Buoyed by her connection with her biological father, Meredith decided to reach out to Lansing. She made the call, then waited.
“I didn’t return the phone calls for about a week,” Lansing said. “I had to sit down and soak it all in and think what it was going to be like, and was I ready for it. It was overwhelming.”
But she felt that emotional tug and eventually called. They talked a couple of times and discovered how much they have in common. Meredith works as a nurse in the emergency room at Palmetto Health and cares for medically fragile children in their homes. Lansing works with special needs children.

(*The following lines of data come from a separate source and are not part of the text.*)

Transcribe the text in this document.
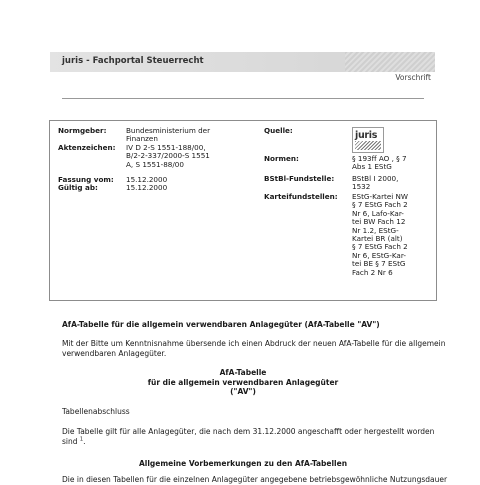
juris - Fachportal Steuerrecht
Vorschrift
Normgeber:	Bundesministerium der
Finanzen
Aktenzeichen: IV D 2-S 1551-188/00,
B/2-2-337/2000-S 1551
A, S 1551-88/00
Fassung vom: 15.12.2000
Gültig ab:	15.12.2000
Quelle:	juris
Normen:	§ 193ff AO , § 7
Abs 1 EStG
BStBl-Fundstelle: BStBl I 2000,
1532
Karteifundstellen: EStG-Kartei NW
§ 7 EStG Fach 2
Nr 6, Lafo-Kar-
tei BW Fach 12
Nr 1.2, EStG-
Kartei BR (alt)
§ 7 EStG Fach 2
Nr 6, EStG-Kar-
tei BE § 7 EStG
Fach 2 Nr 6
AfA-Tabelle für die allgemein verwendbaren Anlagegüter (AfA-Tabelle "AV")
Mit der Bitte um Kenntnisnahme übersende ich einen Abdruck der neuen AfA-Tabelle für die allgemein
verwendbaren Anlagegüter.
AfA-Tabelle
für die allgemein verwendbaren Anlagegüter
("AV")
Tabellenabschluss
Die Tabelle gilt für alle Anlagegüter, die nach dem 31.12.2000 angeschafft oder hergestellt worden
sind $^1$.
Allgemeine Vorbemerkungen zu den AfA-Tabellen
Die in diesen Tabellen für die einzelnen Anlagegüter angegebene betriebsgewöhnliche Nutzungsdauer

A few months later, they got together for dinner. In April, Lansing spent part of her vacation with Meredith’s family. She reveled in getting know not only her daughter but her grandchildren.
“I’m learning her, I’m knowing her, I’m learning her ways and how she is,” Lansing said. “And it’s still overwhelming to me. Every day is something new with her.”
A call to action
Meredith contacted The State because she wanted encourage young mothers who can’t care for their babies to consider adoption. And she hoped it might make other adults who were adopted as children consider trying to reconnect with their birth parents. She loves sharing positive messages.
“That’s my daughter,” Renee Oswald said. “That’s her heart. That’s how she’s always been.”
Maybe that’s upbringing. Maybe there’s a genetic component. Maybe it’s like most of the nature vs. nurture debates, a little of both.
Renee Oswald first met Lansing during her early April visit to West Columbia. They met for the second time when Lansing came to Columbia for the photo shoot for this story. When the photos were taken, the video interview was done, Lansing finally felt the time was right to open her heart.
She looked Renee Oswald in the eye. “I want to thank you for raising her to be the perfect daughter,” she said. “You did an awesome job, you really did. I couldn’t have done it. I thank you so much.”
Just as heartfelt was Renee’s reply. “We are the ones who are grateful because, without you giving her up, we would have never had a child. And she just came into our life at the perfect time. We were the recipients of the gift.”